En huit ans, mes associés et moi-même avons dû recevoir au bas mot deux-mille consultants indépendants. Deux mille profils différents, autant de parcours singuliers. Et pourtant, l’expression d’un même sentiment. Ce qu’ils ont gagné en liberté et en épanouissement, ils l’ont perdu en richesse sociale. Car devenir freelance, c’est aussi faire l’épreuve d’une certaine solitude. Au sein des grands cabinets, ils se sentaient comme des quidams perdus dans la structure. En les quittant, ils sont devenus des invisibles sur le marché. Invisibles, ignorés, en panne de missions. D’autant que la plupart d’entre eux n’ont ni appétence, ni dispositions pour le commercial.
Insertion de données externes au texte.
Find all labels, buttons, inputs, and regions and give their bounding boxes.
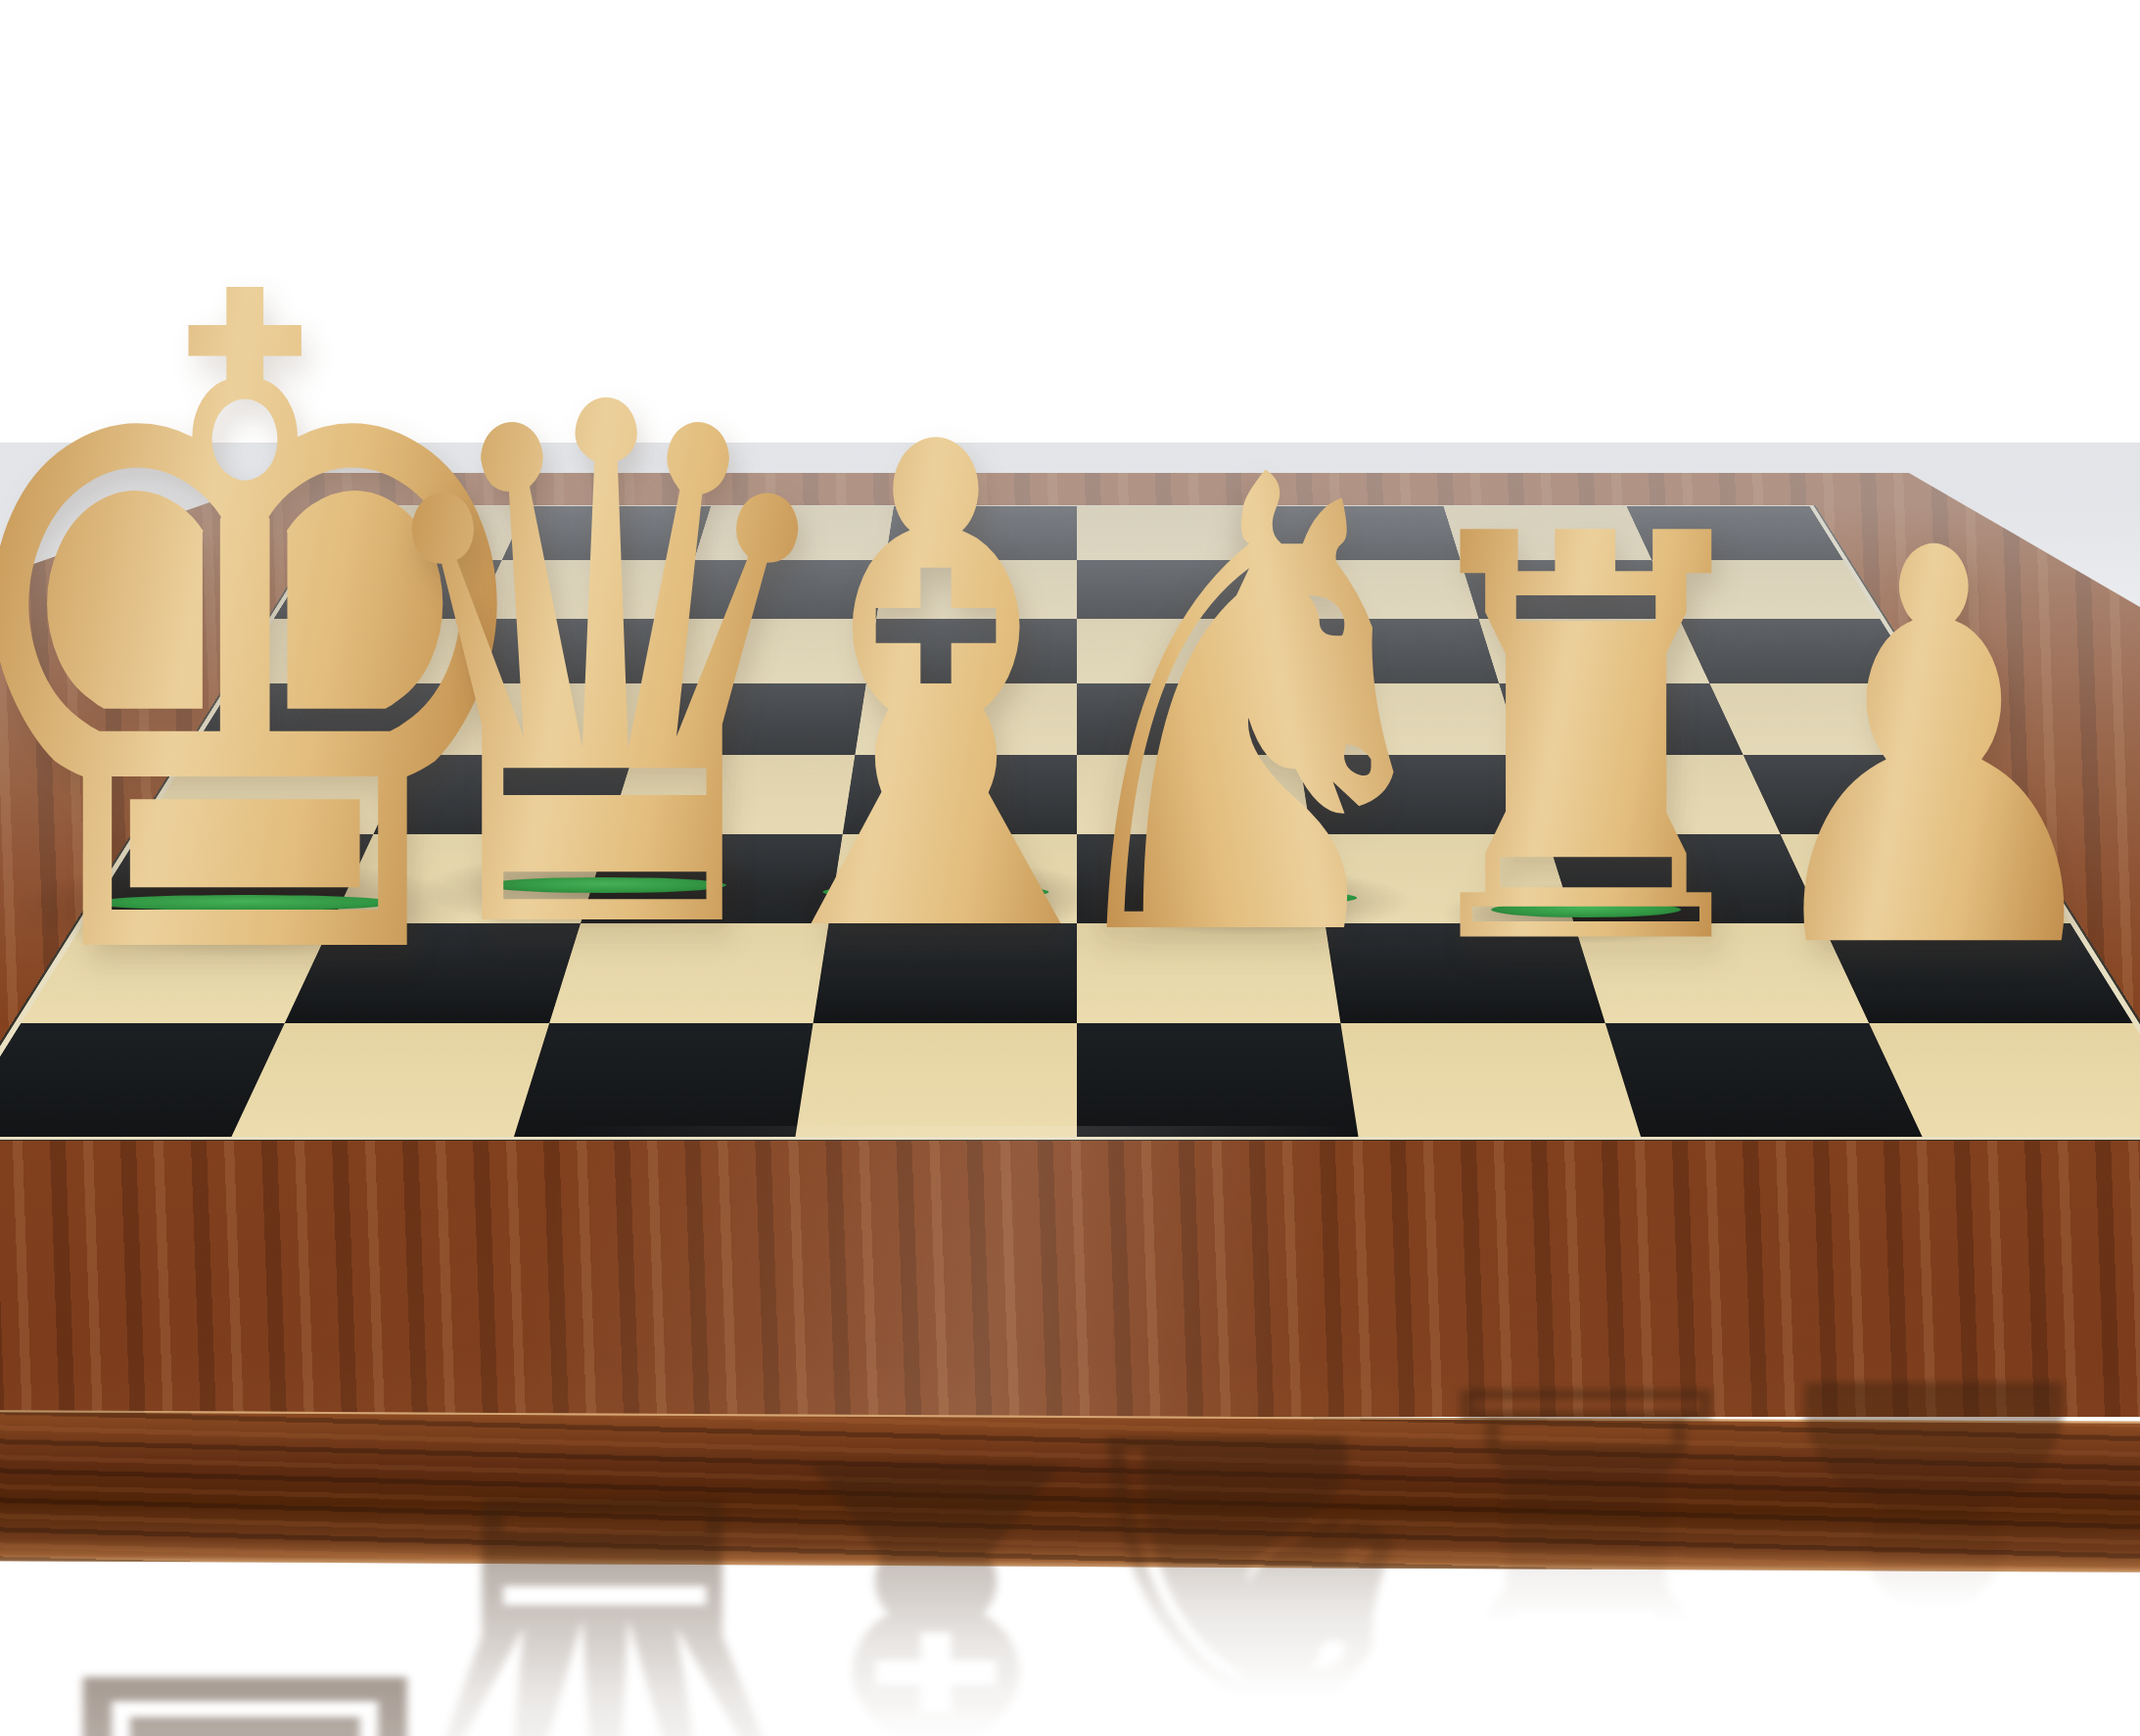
piece-reflection: ♟ (1716, 1323, 2140, 1704)
pieces-layer: ♚♚♛♛♝♝♞♞♜♜♟♟ (0, 0, 2140, 1736)
pawn-glyph: ♟ (1716, 481, 2140, 1024)
piece-white-pawn: ♟♟ (1662, 481, 2140, 1024)
chess-photo: ♚♚♛♛♝♝♞♞♜♜♟♟ (0, 0, 2140, 1736)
Bref, le constat est unanime : le moteur de la progression se grippe dès lors que l’on quitte les grands noms du conseil.

Pour autant, pas question de faire le chemin inverse. La liberté gagnée et le sens retrouvé sont bien trop précieux. Tous ces consultants émérites, talentueux, enthousiastes ne demandent en aucun cas à “rentrer dans l’ordre”. Ils ont juste besoin d’un peu de reconnaissance, d’émulation, d’échange, de soutien. Pour retrouver ce lien, nul besoin de revenir au formalisme rigide des grandes structures. La solution est ailleurs. Dans cette formidable invention humaine qu’est le réseau.